Statistical analysis
The normality of distributions was checked using Kolmogorov-Smirnov and Shapiro-Wilk statistical test. All variables had normal distributions. Then subjects were categorized based on median values of DII score and RMR both separately. In the next step, we merged these dichotomized groups of DII and RMR to compute four independent groups (low DII/ low RMR, low DII/ high RMR, high DII/ low RMR and high DII/ high RMR). To compare general characteristics across the four groups, we used one-way analysis of variance (ANOVA) and chi-square tests for quantitative and qualitative variables, respectively. To compare participants’ dietary intakes within four groups, analysis of covariance (ANCOVA) to adjust for energy intake. We used ANOVA to examine significant differences across the four above mention groups. Post hoc Tukey test was used to compare pairwise mean differences.

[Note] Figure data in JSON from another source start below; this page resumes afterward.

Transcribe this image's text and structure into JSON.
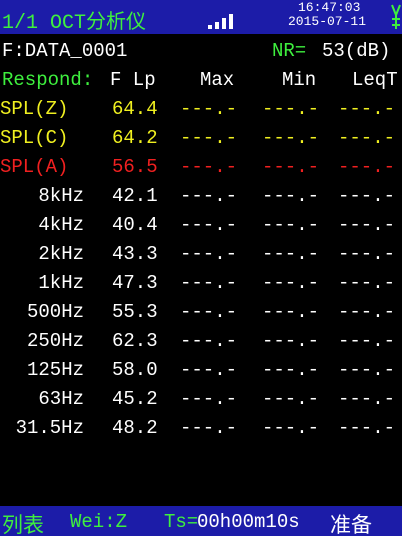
{
  "header": {
    "title": "1/1 OCT分析仪",
    "time": "16:47:03",
    "date": "2015-07-11"
  },
  "file": "F:DATA_0001",
  "nr_label": "NR=",
  "nr_value": "53(dB)",
  "columns": {
    "respond": "Respond:",
    "lp": "F Lp",
    "max": "Max",
    "min": "Min",
    "leq": "LeqT"
  },
  "rows": [
    {
      "label": "SPL(Z)",
      "lp": "64.4",
      "max": "---.-",
      "min": "---.-",
      "leq": "---.-"
    },
    {
      "label": "SPL(C)",
      "lp": "64.2",
      "max": "---.-",
      "min": "---.-",
      "leq": "---.-"
    },
    {
      "label": "SPL(A)",
      "lp": "56.5",
      "max": "---.-",
      "min": "---.-",
      "leq": "---.-"
    },
    {
      "label": "8kHz",
      "lp": "42.1",
      "max": "---.-",
      "min": "---.-",
      "leq": "---.-"
    },
    {
      "label": "4kHz",
      "lp": "40.4",
      "max": "---.-",
      "min": "---.-",
      "leq": "---.-"
    },
    {
      "label": "2kHz",
      "lp": "43.3",
      "max": "---.-",
      "min": "---.-",
      "leq": "---.-"
    },
    {
      "label": "1kHz",
      "lp": "47.3",
      "max": "---.-",
      "min": "---.-",
      "leq": "---.-"
    },
    {
      "label": "500Hz",
      "lp": "55.3",
      "max": "---.-",
      "min": "---.-",
      "leq": "---.-"
    },
    {
      "label": "250Hz",
      "lp": "62.3",
      "max": "---.-",
      "min": "---.-",
      "leq": "---.-"
    },
    {
      "label": "125Hz",
      "lp": "58.0",
      "max": "---.-",
      "min": "---.-",
      "leq": "---.-"
    },
    {
      "label": "63Hz",
      "lp": "45.2",
      "max": "---.-",
      "min": "---.-",
      "leq": "---.-"
    },
    {
      "label": "31.5Hz",
      "lp": "48.2",
      "max": "---.-",
      "min": "---.-",
      "leq": "---.-"
    }
  ],
  "footer": {
    "mode": "列表",
    "weighting": "Wei:Z",
    "ts_label": "Ts=",
    "ts_value": "00h00m10s",
    "status": "准备"
  }
}
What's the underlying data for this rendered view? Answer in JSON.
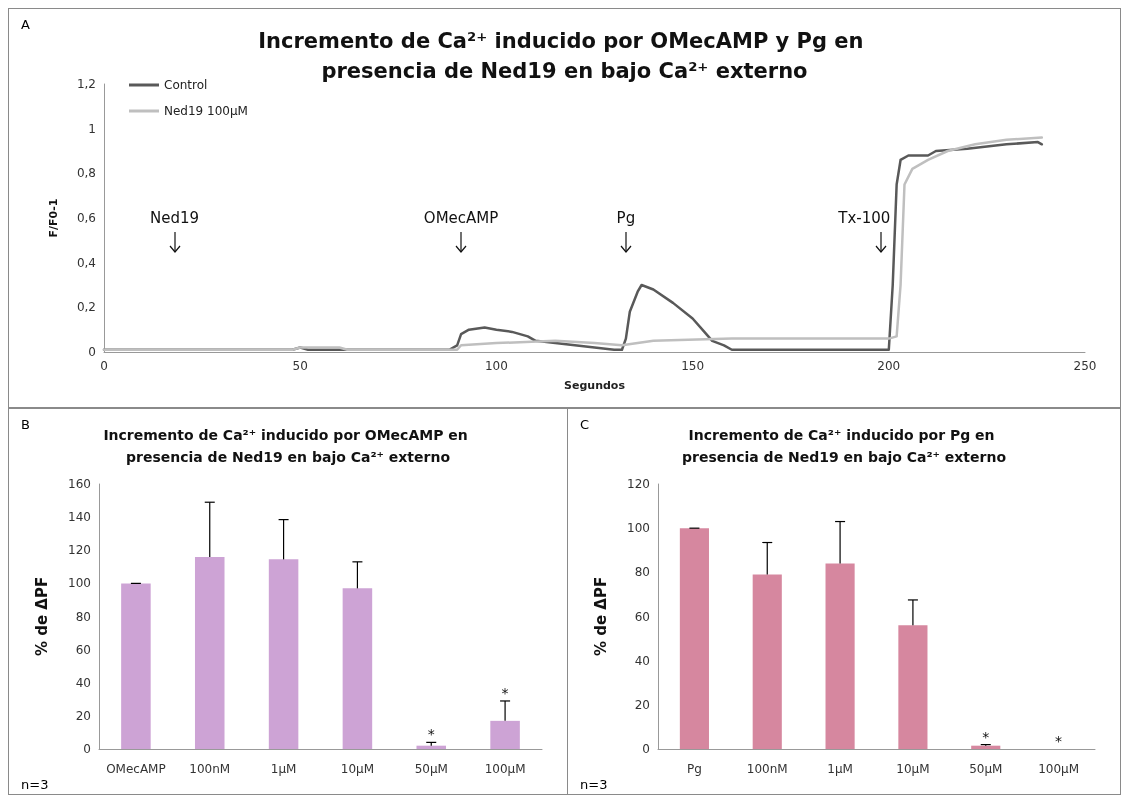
{
  "chart_data": [
    {
      "type": "line",
      "title": "Incremento de Ca²⁺ inducido por OMecAMP y Pg en presencia de Ned19 en bajo Ca²⁺ externo",
      "xlabel": "Segundos",
      "ylabel": "F/F0-1",
      "xlim": [
        0,
        250
      ],
      "xticks": [
        0,
        50,
        100,
        150,
        200,
        250
      ],
      "ylim": [
        0,
        1.2
      ],
      "yticks": [
        0,
        {
          "value": 0.2,
          "label": "0,2"
        },
        {
          "value": 0.4,
          "label": "0,4"
        },
        {
          "value": 0.6,
          "label": "0,6"
        },
        {
          "value": 0.8,
          "label": "0,8"
        },
        1,
        {
          "value": 1.2,
          "label": "1,2"
        }
      ],
      "legend": "top left",
      "marker": "none",
      "line_style": "solid",
      "series": [
        {
          "name": "Control",
          "color": "#595959",
          "x": [
            0,
            20,
            48,
            50,
            52,
            70,
            88,
            90,
            91,
            93,
            97,
            100,
            104,
            108,
            110,
            115,
            120,
            125,
            130,
            132,
            133,
            134,
            136,
            137,
            140,
            145,
            150,
            153,
            155,
            158,
            160,
            170,
            190,
            200,
            201,
            202,
            203,
            205,
            210,
            212,
            220,
            230,
            238,
            239
          ],
          "values": [
            0.01,
            0.01,
            0.01,
            0.02,
            0.01,
            0.01,
            0.01,
            0.03,
            0.08,
            0.1,
            0.11,
            0.1,
            0.09,
            0.07,
            0.05,
            0.04,
            0.03,
            0.02,
            0.01,
            0.01,
            0.06,
            0.18,
            0.27,
            0.3,
            0.28,
            0.22,
            0.15,
            0.09,
            0.05,
            0.03,
            0.01,
            0.01,
            0.01,
            0.01,
            0.3,
            0.75,
            0.86,
            0.88,
            0.88,
            0.9,
            0.91,
            0.93,
            0.94,
            0.93
          ]
        },
        {
          "name": "Ned19 100µM",
          "color": "#bfbfbf",
          "x": [
            0,
            20,
            48,
            50,
            60,
            62,
            90,
            91,
            100,
            115,
            125,
            132,
            140,
            160,
            180,
            200,
            202,
            203,
            204,
            206,
            210,
            215,
            222,
            230,
            239
          ],
          "values": [
            0.01,
            0.01,
            0.01,
            0.02,
            0.02,
            0.01,
            0.01,
            0.03,
            0.04,
            0.05,
            0.04,
            0.03,
            0.05,
            0.06,
            0.06,
            0.06,
            0.07,
            0.3,
            0.75,
            0.82,
            0.86,
            0.9,
            0.93,
            0.95,
            0.96
          ]
        }
      ],
      "annotations": [
        "A",
        "Ned19",
        "OMecAMP",
        "Pg",
        "Tx-100"
      ]
    },
    {
      "type": "bar",
      "title": "Incremento de Ca²⁺ inducido por OMecAMP en presencia de Ned19 en bajo Ca²⁺ externo",
      "ylabel": "% de ΔPF",
      "categories": [
        "OMecAMP",
        "100nM",
        "1µM",
        "10µM",
        "50µM",
        "100µM"
      ],
      "values": [
        100,
        116,
        114.5,
        97,
        2,
        17
      ],
      "color": "#cda3d5",
      "errors": [
        [
          100,
          100
        ],
        [
          116,
          149
        ],
        [
          114.5,
          138.5
        ],
        [
          97,
          113
        ],
        [
          2,
          4
        ],
        [
          17,
          29
        ]
      ],
      "ylim": [
        0,
        160
      ],
      "yticks": [
        0,
        20,
        40,
        60,
        80,
        100,
        120,
        140,
        160
      ],
      "annotations": [
        "B",
        "n=3",
        "*",
        "*"
      ]
    },
    {
      "type": "bar",
      "title": "Incremento de Ca²⁺ inducido por Pg en presencia de Ned19 en bajo Ca²⁺ externo",
      "ylabel": "% de ΔPF",
      "categories": [
        "Pg",
        "100nM",
        "1µM",
        "10µM",
        "50µM",
        "100µM"
      ],
      "values": [
        100,
        79,
        84,
        56,
        1.5,
        0
      ],
      "color": "#d6879f",
      "errors": [
        [
          100,
          100
        ],
        [
          79,
          93.5
        ],
        [
          84,
          103
        ],
        [
          56,
          67.5
        ],
        [
          1.5,
          2
        ],
        null
      ],
      "ylim": [
        0,
        120
      ],
      "yticks": [
        0,
        20,
        40,
        60,
        80,
        100,
        120
      ],
      "annotations": [
        "C",
        "n=3",
        "*",
        "*"
      ]
    }
  ]
}
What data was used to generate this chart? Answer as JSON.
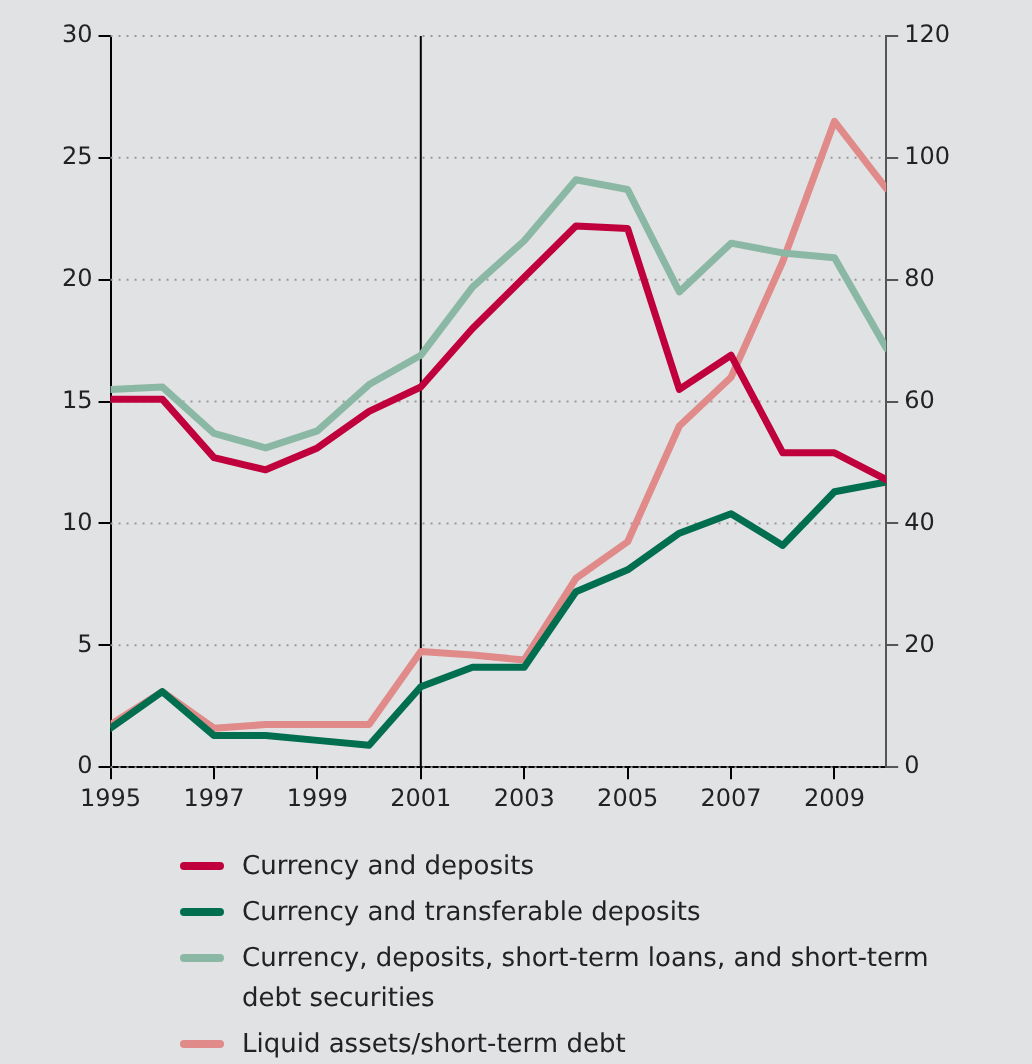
{
  "chart_data": {
    "type": "line",
    "x": [
      1995,
      1996,
      1997,
      1998,
      1999,
      2000,
      2001,
      2002,
      2003,
      2004,
      2005,
      2006,
      2007,
      2008,
      2009,
      2010
    ],
    "series": [
      {
        "name": "Currency and deposits",
        "color": "#c0003c",
        "values": [
          15.1,
          15.1,
          12.7,
          12.2,
          13.1,
          14.6,
          15.6,
          18.0,
          20.1,
          22.2,
          22.1,
          15.5,
          16.9,
          12.9,
          12.9,
          11.8
        ]
      },
      {
        "name": "Currency and transferable deposits",
        "color": "#006e4f",
        "values": [
          1.6,
          3.1,
          1.3,
          1.3,
          1.1,
          0.9,
          3.3,
          4.1,
          4.1,
          7.2,
          8.1,
          9.6,
          10.4,
          9.1,
          11.3,
          11.7
        ]
      },
      {
        "name": "Currency, deposits, short-term loans, and short-term debt securities",
        "color": "#8ab8a5",
        "values": [
          15.5,
          15.6,
          13.7,
          13.1,
          13.8,
          15.7,
          16.9,
          19.7,
          21.6,
          24.1,
          23.7,
          19.5,
          21.5,
          21.1,
          20.9,
          17.2
        ]
      },
      {
        "name": "Liquid assets/short-term debt",
        "color": "#e08a8a",
        "axis": "y2",
        "values": [
          7,
          12.4,
          6.4,
          7,
          7,
          7,
          19,
          18.4,
          17.6,
          31,
          37,
          56,
          64,
          83,
          106,
          95
        ]
      }
    ],
    "xlim": [
      1995,
      2010
    ],
    "xticks": [
      1995,
      1997,
      1999,
      2001,
      2003,
      2005,
      2007,
      2009
    ],
    "ylim": [
      0,
      30
    ],
    "yticks": [
      0,
      5,
      10,
      15,
      20,
      25,
      30
    ],
    "y2lim": [
      0,
      120
    ],
    "y2ticks": [
      0,
      20,
      40,
      60,
      80,
      100,
      120
    ],
    "ref_lines": [
      {
        "axis": "x",
        "value": 2001,
        "color": "#000000"
      }
    ],
    "grid": "y",
    "legend": "bottom",
    "marker": "none",
    "line_style": "solid"
  }
}
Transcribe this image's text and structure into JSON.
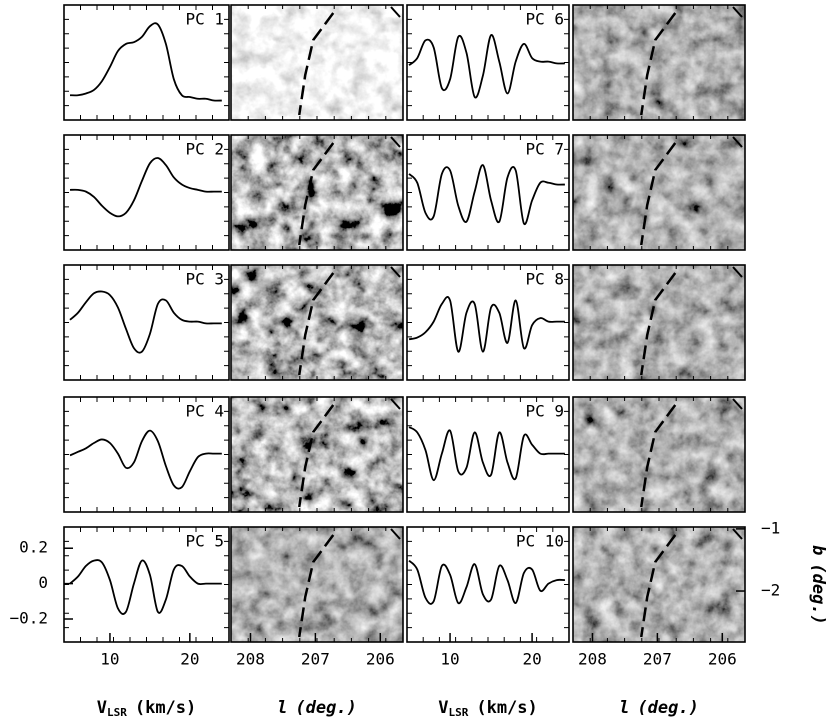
{
  "chart_data": [
    {
      "type": "line",
      "title": "PC 1",
      "x": [
        5,
        6,
        7,
        8,
        9,
        10,
        11,
        12,
        13,
        14,
        15,
        16,
        17,
        18,
        19,
        20,
        21,
        22,
        23,
        24
      ],
      "values": [
        -0.19,
        -0.19,
        -0.18,
        -0.16,
        -0.11,
        -0.03,
        0.06,
        0.1,
        0.11,
        0.14,
        0.2,
        0.21,
        0.1,
        -0.1,
        -0.19,
        -0.2,
        -0.21,
        -0.21,
        -0.22,
        -0.22
      ],
      "xlim": [
        4.25,
        24.9
      ],
      "ylim": [
        -0.33,
        0.32
      ],
      "color": "#000000"
    },
    {
      "type": "image",
      "shade": "light"
    },
    {
      "type": "line",
      "title": "PC 6",
      "x": [
        5,
        6,
        7,
        8,
        9,
        10,
        11,
        12,
        13,
        14,
        15,
        16,
        17,
        18,
        19,
        20,
        21,
        22,
        23,
        24
      ],
      "values": [
        -0.02,
        0.02,
        0.12,
        0.08,
        -0.15,
        -0.1,
        0.14,
        0.05,
        -0.2,
        -0.08,
        0.15,
        0.0,
        -0.18,
        0.0,
        0.1,
        0.02,
        0.0,
        0.0,
        -0.01,
        -0.01
      ],
      "xlim": [
        4.75,
        24.5
      ],
      "ylim": [
        -0.33,
        0.32
      ],
      "color": "#000000"
    },
    {
      "type": "image",
      "shade": "mid"
    },
    {
      "type": "line",
      "title": "PC 2",
      "x": [
        5,
        6,
        7,
        8,
        9,
        10,
        11,
        12,
        13,
        14,
        15,
        16,
        17,
        18,
        19,
        20,
        21,
        22,
        23,
        24
      ],
      "values": [
        0.01,
        0.01,
        0.0,
        -0.03,
        -0.08,
        -0.12,
        -0.14,
        -0.12,
        -0.05,
        0.06,
        0.16,
        0.19,
        0.15,
        0.08,
        0.04,
        0.02,
        0.01,
        0.0,
        0.0,
        0.0
      ],
      "xlim": [
        4.25,
        24.9
      ],
      "ylim": [
        -0.33,
        0.32
      ],
      "color": "#000000"
    },
    {
      "type": "image",
      "shade": "high"
    },
    {
      "type": "line",
      "title": "PC 7",
      "x": [
        5,
        6,
        7,
        8,
        9,
        10,
        11,
        12,
        13,
        14,
        15,
        16,
        17,
        18,
        19,
        20,
        21,
        22,
        23,
        24
      ],
      "values": [
        0.1,
        0.05,
        -0.12,
        -0.14,
        0.1,
        0.12,
        -0.08,
        -0.17,
        0.0,
        0.15,
        -0.05,
        -0.17,
        0.08,
        0.12,
        -0.18,
        -0.05,
        0.05,
        0.05,
        0.04,
        0.04
      ],
      "xlim": [
        4.75,
        24.5
      ],
      "ylim": [
        -0.33,
        0.32
      ],
      "color": "#000000"
    },
    {
      "type": "image",
      "shade": "mid"
    },
    {
      "type": "line",
      "title": "PC 3",
      "x": [
        5,
        6,
        7,
        8,
        9,
        10,
        11,
        12,
        13,
        14,
        15,
        16,
        17,
        18,
        19,
        20,
        21,
        22,
        23,
        24
      ],
      "values": [
        0.01,
        0.05,
        0.11,
        0.16,
        0.17,
        0.15,
        0.08,
        -0.04,
        -0.15,
        -0.17,
        -0.07,
        0.1,
        0.12,
        0.05,
        0.01,
        0.0,
        0.0,
        -0.01,
        -0.01,
        -0.01
      ],
      "xlim": [
        4.25,
        24.9
      ],
      "ylim": [
        -0.33,
        0.32
      ],
      "color": "#000000"
    },
    {
      "type": "image",
      "shade": "high"
    },
    {
      "type": "line",
      "title": "PC 8",
      "x": [
        5,
        6,
        7,
        8,
        9,
        10,
        11,
        12,
        13,
        14,
        15,
        16,
        17,
        18,
        19,
        20,
        21,
        22,
        23,
        24
      ],
      "values": [
        -0.1,
        -0.09,
        -0.06,
        0.0,
        0.1,
        0.12,
        -0.17,
        0.05,
        0.1,
        -0.17,
        0.08,
        0.05,
        -0.12,
        0.12,
        -0.15,
        -0.02,
        0.02,
        0.0,
        0.0,
        0.0
      ],
      "xlim": [
        4.75,
        24.5
      ],
      "ylim": [
        -0.33,
        0.32
      ],
      "color": "#000000"
    },
    {
      "type": "image",
      "shade": "mid"
    },
    {
      "type": "line",
      "title": "PC 4",
      "x": [
        5,
        6,
        7,
        8,
        9,
        10,
        11,
        12,
        13,
        14,
        15,
        16,
        17,
        18,
        19,
        20,
        21,
        22,
        23,
        24
      ],
      "values": [
        -0.01,
        0.01,
        0.03,
        0.06,
        0.08,
        0.06,
        0.0,
        -0.08,
        -0.05,
        0.07,
        0.13,
        0.07,
        -0.07,
        -0.18,
        -0.19,
        -0.1,
        -0.02,
        0.0,
        0.0,
        0.0
      ],
      "xlim": [
        4.25,
        24.9
      ],
      "ylim": [
        -0.33,
        0.32
      ],
      "color": "#000000"
    },
    {
      "type": "image",
      "shade": "high"
    },
    {
      "type": "line",
      "title": "PC 9",
      "x": [
        5,
        6,
        7,
        8,
        9,
        10,
        11,
        12,
        13,
        14,
        15,
        16,
        17,
        18,
        19,
        20,
        21,
        22,
        23,
        24
      ],
      "values": [
        0.15,
        0.12,
        0.02,
        -0.15,
        0.0,
        0.13,
        -0.1,
        -0.08,
        0.12,
        -0.05,
        -0.12,
        0.12,
        -0.05,
        -0.14,
        0.1,
        0.05,
        0.0,
        0.0,
        0.0,
        0.0
      ],
      "xlim": [
        4.75,
        24.5
      ],
      "ylim": [
        -0.33,
        0.32
      ],
      "color": "#000000"
    },
    {
      "type": "image",
      "shade": "mid"
    },
    {
      "type": "line",
      "title": "PC 5",
      "x": [
        5,
        6,
        7,
        8,
        9,
        10,
        11,
        12,
        13,
        14,
        15,
        16,
        17,
        18,
        19,
        20,
        21,
        22,
        23,
        24
      ],
      "values": [
        0.0,
        0.04,
        0.1,
        0.13,
        0.12,
        0.02,
        -0.14,
        -0.16,
        0.0,
        0.13,
        0.05,
        -0.16,
        -0.09,
        0.08,
        0.1,
        0.04,
        0.0,
        0.0,
        0.0,
        0.0
      ],
      "xlim": [
        4.25,
        24.9
      ],
      "ylim": [
        -0.33,
        0.32
      ],
      "color": "#000000",
      "xticks": [
        10,
        20
      ],
      "yticks": [
        0.2,
        0,
        {
          "value": -0.2,
          "label": "−0.2"
        }
      ],
      "xlabel": {
        "symbol": "V",
        "subscript": "LSR",
        "unit": "(km/s)"
      }
    },
    {
      "type": "image",
      "shade": "mid",
      "xlim": [
        208.3,
        205.65
      ],
      "xticks": [
        208,
        207,
        206
      ],
      "xlabel": {
        "symbol": "l",
        "unit": "(deg.)"
      }
    },
    {
      "type": "line",
      "title": "PC 10",
      "x": [
        5,
        6,
        7,
        8,
        9,
        10,
        11,
        12,
        13,
        14,
        15,
        16,
        17,
        18,
        19,
        20,
        21,
        22,
        23,
        24
      ],
      "values": [
        0.13,
        0.08,
        -0.08,
        -0.1,
        0.1,
        0.05,
        -0.11,
        -0.02,
        0.11,
        -0.06,
        -0.09,
        0.1,
        0.02,
        -0.11,
        0.06,
        0.08,
        -0.04,
        0.0,
        0.02,
        0.02
      ],
      "xlim": [
        4.75,
        24.5
      ],
      "ylim": [
        -0.33,
        0.32
      ],
      "color": "#000000",
      "xticks": [
        10,
        20
      ],
      "xlabel": {
        "symbol": "V",
        "subscript": "LSR",
        "unit": "(km/s)"
      }
    },
    {
      "type": "image",
      "shade": "mid",
      "xlim": [
        208.3,
        205.65
      ],
      "xticks": [
        208,
        207,
        206
      ],
      "xlabel": {
        "symbol": "l",
        "unit": "(deg.)"
      },
      "ylim": [
        -2.82,
        -0.97
      ],
      "yticks": [
        {
          "value": -1,
          "label": "−1"
        },
        {
          "value": -2,
          "label": "−2"
        }
      ],
      "ylabel": {
        "symbol": "b",
        "unit": "(deg.)"
      }
    }
  ]
}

Analysis of covariance test was performed to compare the mean of CRF among DII/RMR groups after adjusting for potential confounders such as age, sex, smoking status, energy intake, physical activity, and BMI. CRF values were then transformed into binary variables according to their median values. Binary logistic regression was performed to find the association of CRF with DII/RMR categories in various models. First, we adjusted age and sex. Then we additionally controlled for smoking and physical activity status. In the final model, we moreover adjusted BMI. To obtain the overall trend of odds ratios across the combined effect of DII and RMR, we considered these classifications as an ordinal variable in the logistic regression models and the first tertiles regarded as the reference group. All statistical analysis was performed with the SPSS (Statistical Package for Social Sciences) for Windows 25.0 software package (SPSS, Chicago, IL). The level of statistical significance was pre-set at p< 0.05.